Dr Morwenna Ludlow, from Theology and Religion, will be appearing on BBC Radio 3's 'Nightwaves' programme on 11 October to discuss the so-called ‘Gospel of Jesus' wife’.

In September Prof Karen King of Harvard University revealed to the world what she claimed was a brief extract from a hitherto unknown early Christian gospel.

In the few words on a papyrus fragment Jesus appears to refer to a woman (perhaps a woman called Mary) as his 'wife'. King thinks that the fragment is a fourth century copy of a late second century text which contained a dialogue between Jesus and his disciples. We have other examples of similar writings from the same period, none of which are in the accepted collection of New Testament texts today, but which offer a fascinating glimpse into the varieties of very early Christianity.

In the following weeks scholars from around the world have debated whether the papyrus fragment is a fake and, if not, what light it might shed on Jesus' life.
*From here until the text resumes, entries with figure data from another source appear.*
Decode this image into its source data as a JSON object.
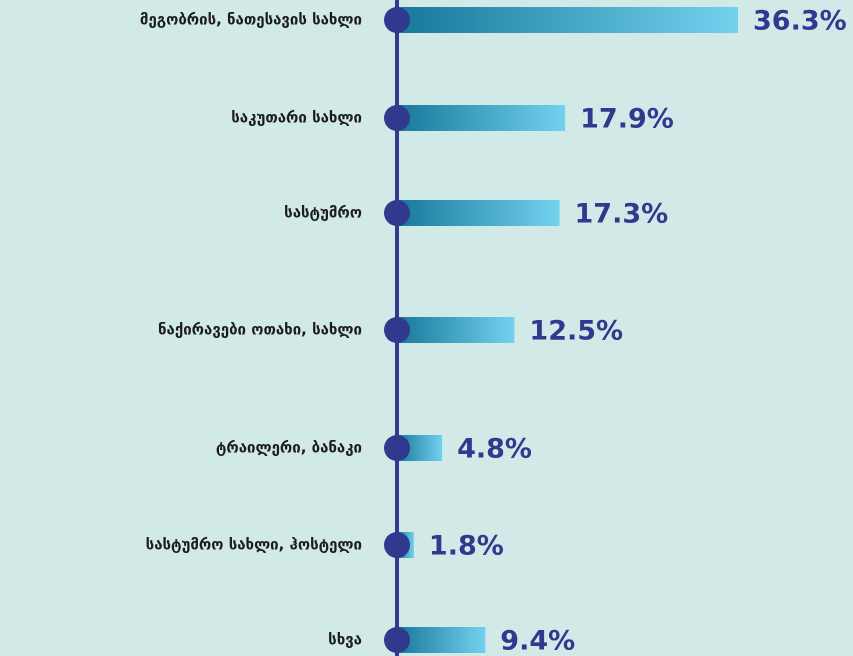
{
  "chart_data": {
    "type": "bar",
    "orientation": "horizontal",
    "categories": [
      "მეგობრის, ნათესავის სახლი",
      "საკუთარი სახლი",
      "სასტუმრო",
      "ნაქირავები ოთახი, სახლი",
      "ტრაილერი, ბანაკი",
      "სასტუმრო სახლი, ჰოსტელი",
      "სხვა"
    ],
    "values": [
      36.3,
      17.9,
      17.3,
      12.5,
      4.8,
      1.8,
      9.4
    ],
    "value_labels": [
      "36.3%",
      "17.9%",
      "17.3%",
      "12.5%",
      "4.8%",
      "1.8%",
      "9.4%"
    ],
    "color": [
      "#17789a",
      "#72d2ee"
    ],
    "axis_color": "#2f3a8f"
  }
}
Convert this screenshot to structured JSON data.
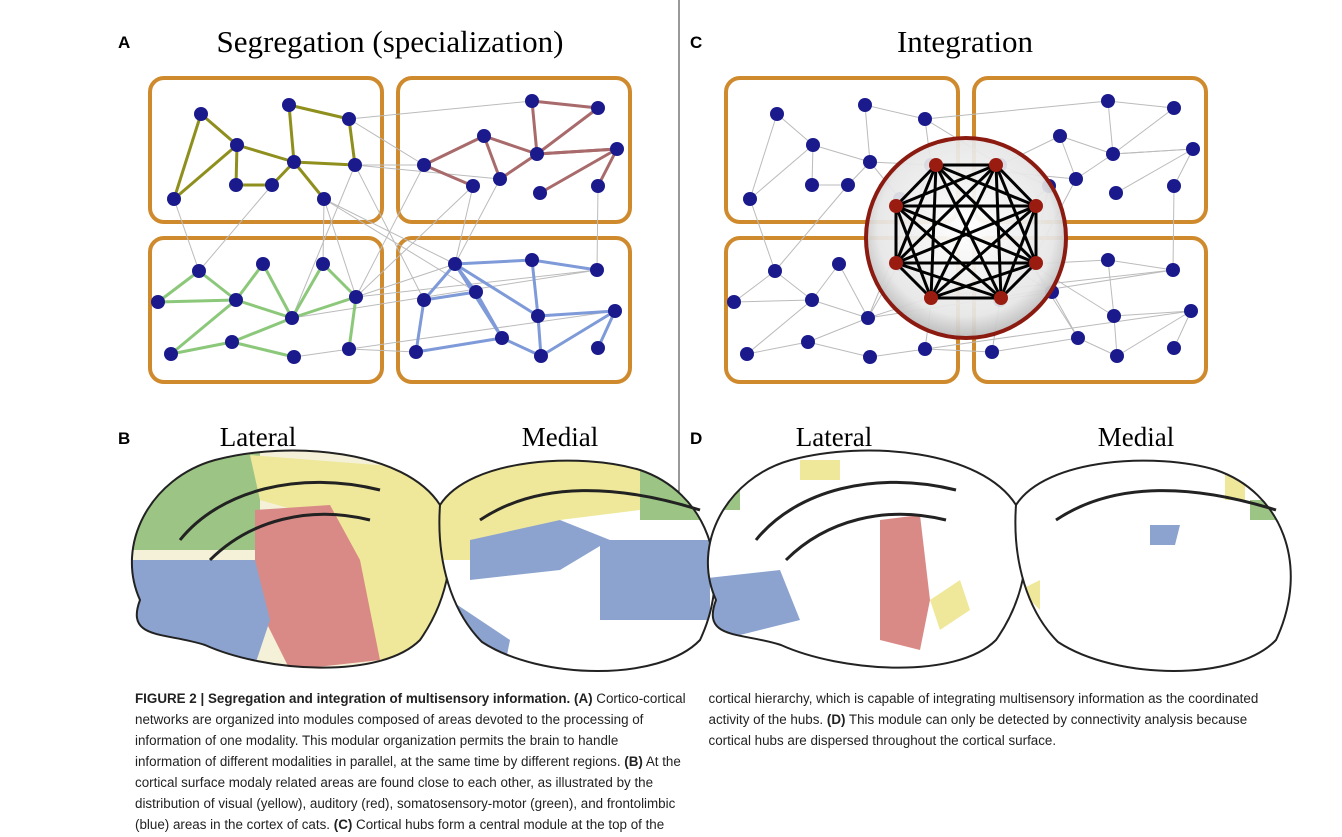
{
  "panels": [
    {
      "label": "A",
      "title": "Segregation (specialization)"
    },
    {
      "label": "C",
      "title": "Integration"
    },
    {
      "label": "B",
      "views": [
        "Lateral",
        "Medial"
      ]
    },
    {
      "label": "D",
      "views": [
        "Lateral",
        "Medial"
      ]
    }
  ],
  "caption": [
    {
      "text": "FIGURE 2 | Segregation and integration of multisensory information. (A)",
      "bold": true
    },
    {
      "text": " Cortico-cortical networks are organized into modules composed of areas devoted to the processing of information of one modality. This modular organization permits the brain to handle information of different modalities in parallel, at the same time by different regions. ",
      "bold": false
    },
    {
      "text": "(B)",
      "bold": true
    },
    {
      "text": " At the cortical surface modaly related areas are found close to each other, as illustrated by the distribution of visual (yellow), auditory (red), somatosensory-motor (green), and frontolimbic (blue) areas in the cortex of cats. ",
      "bold": false
    },
    {
      "text": "(C)",
      "bold": true
    },
    {
      "text": " Cortical hubs form a central module at the top of the cortical hierarchy, which is capable of integrating multisensory information as the coordinated activity of the hubs. ",
      "bold": false
    },
    {
      "text": "(D)",
      "bold": true
    },
    {
      "text": " This module can only be detected by connectivity analysis because cortical hubs are dispersed throughout the cortical surface.",
      "bold": false
    }
  ]
}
But King herself is adamant that the fragment provides us with no evidence at all about Jesus; rather it opens a window on to early Christian debates about women and sexuality.

Were women 'written out' of the standard Christian collection of gospels? Why could later Christians not accept the role of Mary Magdalene as Jesus' companion and apostle? Why were debates about the value of marriage especially heated in the fourth century, when this particular papyrus copy was made?

Dr Morwenna Ludlow will discuss these questions with Elaine Storkey and 'Nightwaves' presenter Samira Ahmed, on Thursday 11 October at 10pm. Morwenna’s interest in this issue stems from her published research on the formation of the Christian Bible and from her current research on the rhetoric surrounding women, sex, virginity and marriage in the early church.